Again here, Jesus has expressly rejected "slaves" in favor of "beloved friends"--again, a relationship of equality. In old Transactional Analysis terms, Jesus does not relate heirarchically to others, as in "parent" to "child," or "master" to "slave." Jesus relates "adult" to "adult," which makes for a much more mature and psychologically healthy interaction.
"I lay you down": The Greek word for "lay down" is tithenai. It appears in both verse 13 and verse 16. For consistency's' sake, and because it is quite likely the intent of the author of the fourth gospel to draw a connection between what was said in verse 13 and verse 16, it should also, in my humble opinion, be translated as "lay down" in verse 16. Ergo: "I lay you down so that you might go and produce your fruit."

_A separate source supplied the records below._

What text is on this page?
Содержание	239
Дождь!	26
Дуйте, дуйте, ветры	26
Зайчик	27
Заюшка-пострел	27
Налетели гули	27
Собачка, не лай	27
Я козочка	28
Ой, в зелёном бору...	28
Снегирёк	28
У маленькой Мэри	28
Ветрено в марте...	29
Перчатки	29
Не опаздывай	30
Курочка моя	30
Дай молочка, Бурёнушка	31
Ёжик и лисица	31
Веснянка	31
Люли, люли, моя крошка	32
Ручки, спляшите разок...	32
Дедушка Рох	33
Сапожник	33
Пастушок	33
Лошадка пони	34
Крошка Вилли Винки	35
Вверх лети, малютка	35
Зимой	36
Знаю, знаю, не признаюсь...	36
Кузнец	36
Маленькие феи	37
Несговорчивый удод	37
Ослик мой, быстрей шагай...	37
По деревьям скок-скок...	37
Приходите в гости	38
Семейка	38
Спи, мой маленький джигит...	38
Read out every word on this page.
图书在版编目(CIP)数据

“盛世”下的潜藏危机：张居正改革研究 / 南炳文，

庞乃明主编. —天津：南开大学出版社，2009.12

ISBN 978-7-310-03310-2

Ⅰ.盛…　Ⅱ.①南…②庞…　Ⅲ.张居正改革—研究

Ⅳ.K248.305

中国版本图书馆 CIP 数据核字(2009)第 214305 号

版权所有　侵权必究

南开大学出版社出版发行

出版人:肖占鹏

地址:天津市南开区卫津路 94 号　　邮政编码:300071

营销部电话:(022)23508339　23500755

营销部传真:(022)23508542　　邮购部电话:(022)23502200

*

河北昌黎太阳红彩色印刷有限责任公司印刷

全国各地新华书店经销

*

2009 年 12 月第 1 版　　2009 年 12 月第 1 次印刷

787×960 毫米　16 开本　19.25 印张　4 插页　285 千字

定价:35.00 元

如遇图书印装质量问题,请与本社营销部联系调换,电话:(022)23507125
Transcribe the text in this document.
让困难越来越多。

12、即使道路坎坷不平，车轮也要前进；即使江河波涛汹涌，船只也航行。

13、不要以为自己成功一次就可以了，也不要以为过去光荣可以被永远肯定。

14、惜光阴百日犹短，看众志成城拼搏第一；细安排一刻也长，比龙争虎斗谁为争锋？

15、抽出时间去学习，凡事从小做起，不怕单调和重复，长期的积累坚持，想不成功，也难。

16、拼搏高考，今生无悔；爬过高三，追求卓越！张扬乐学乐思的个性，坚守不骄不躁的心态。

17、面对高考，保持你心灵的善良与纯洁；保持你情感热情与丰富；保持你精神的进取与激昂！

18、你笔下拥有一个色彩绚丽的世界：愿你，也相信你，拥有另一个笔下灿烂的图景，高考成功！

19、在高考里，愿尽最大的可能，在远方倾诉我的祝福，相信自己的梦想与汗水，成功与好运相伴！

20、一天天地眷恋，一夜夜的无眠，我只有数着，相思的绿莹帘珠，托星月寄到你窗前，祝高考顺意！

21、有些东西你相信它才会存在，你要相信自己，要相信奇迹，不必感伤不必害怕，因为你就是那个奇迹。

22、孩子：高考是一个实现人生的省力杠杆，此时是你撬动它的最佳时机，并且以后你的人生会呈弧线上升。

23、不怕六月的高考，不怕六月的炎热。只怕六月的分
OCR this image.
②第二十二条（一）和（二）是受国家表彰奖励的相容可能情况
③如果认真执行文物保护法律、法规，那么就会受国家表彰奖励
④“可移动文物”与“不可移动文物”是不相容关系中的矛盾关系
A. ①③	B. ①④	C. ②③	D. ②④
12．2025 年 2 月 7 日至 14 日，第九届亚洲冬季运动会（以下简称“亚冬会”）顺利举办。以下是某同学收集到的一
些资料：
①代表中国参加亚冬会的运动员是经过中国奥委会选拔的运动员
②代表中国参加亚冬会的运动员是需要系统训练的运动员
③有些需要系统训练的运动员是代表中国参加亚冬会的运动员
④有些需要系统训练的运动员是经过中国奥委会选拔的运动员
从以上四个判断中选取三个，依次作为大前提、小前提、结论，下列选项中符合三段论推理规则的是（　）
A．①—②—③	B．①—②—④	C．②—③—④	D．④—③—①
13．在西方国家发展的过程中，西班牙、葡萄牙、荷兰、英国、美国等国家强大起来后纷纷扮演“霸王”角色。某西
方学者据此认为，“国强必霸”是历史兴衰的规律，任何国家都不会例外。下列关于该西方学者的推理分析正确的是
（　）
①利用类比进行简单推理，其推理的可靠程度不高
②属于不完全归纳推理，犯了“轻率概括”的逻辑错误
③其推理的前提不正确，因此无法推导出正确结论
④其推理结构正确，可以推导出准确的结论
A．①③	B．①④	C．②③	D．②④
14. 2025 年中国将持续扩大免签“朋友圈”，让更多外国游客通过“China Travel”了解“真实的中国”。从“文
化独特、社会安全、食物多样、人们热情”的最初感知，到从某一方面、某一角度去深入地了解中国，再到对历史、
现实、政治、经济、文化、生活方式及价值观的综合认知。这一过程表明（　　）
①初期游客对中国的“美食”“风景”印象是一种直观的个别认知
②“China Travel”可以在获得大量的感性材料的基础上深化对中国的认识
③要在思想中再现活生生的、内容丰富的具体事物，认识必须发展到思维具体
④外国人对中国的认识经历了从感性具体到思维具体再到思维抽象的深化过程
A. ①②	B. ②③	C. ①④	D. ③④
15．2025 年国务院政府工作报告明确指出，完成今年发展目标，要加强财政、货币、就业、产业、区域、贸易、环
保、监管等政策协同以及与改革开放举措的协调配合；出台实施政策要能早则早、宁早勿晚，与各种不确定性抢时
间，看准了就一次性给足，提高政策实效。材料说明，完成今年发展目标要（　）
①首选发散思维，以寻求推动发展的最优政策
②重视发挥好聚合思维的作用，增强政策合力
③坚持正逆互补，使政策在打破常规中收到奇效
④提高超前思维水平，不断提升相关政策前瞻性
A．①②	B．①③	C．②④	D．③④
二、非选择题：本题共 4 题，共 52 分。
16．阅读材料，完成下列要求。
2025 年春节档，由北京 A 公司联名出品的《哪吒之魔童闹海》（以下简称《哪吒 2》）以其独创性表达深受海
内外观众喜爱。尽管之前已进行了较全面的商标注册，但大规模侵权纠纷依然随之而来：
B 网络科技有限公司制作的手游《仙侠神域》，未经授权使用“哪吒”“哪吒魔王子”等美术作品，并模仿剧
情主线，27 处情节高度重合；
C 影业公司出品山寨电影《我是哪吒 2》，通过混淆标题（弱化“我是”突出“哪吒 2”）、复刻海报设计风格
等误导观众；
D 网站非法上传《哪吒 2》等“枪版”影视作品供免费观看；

Jesus intends to draw a parallel between his laying down his life and his friends laying down theirs. This mission comes directly from Jesus--"I lay you down." Its purpose is the production of "fruit that lasts," which is living in the way of the kingdom.
Moreover, it enables and achieves love. The reason Jesus is giving his command in the first place is "so that you might love one another." The Johannine community was very big on love, both love for Jesus and love for the community. No other literature of the New Testament speaks so deeply and eloquently on love as that which was produced from the Johannine community.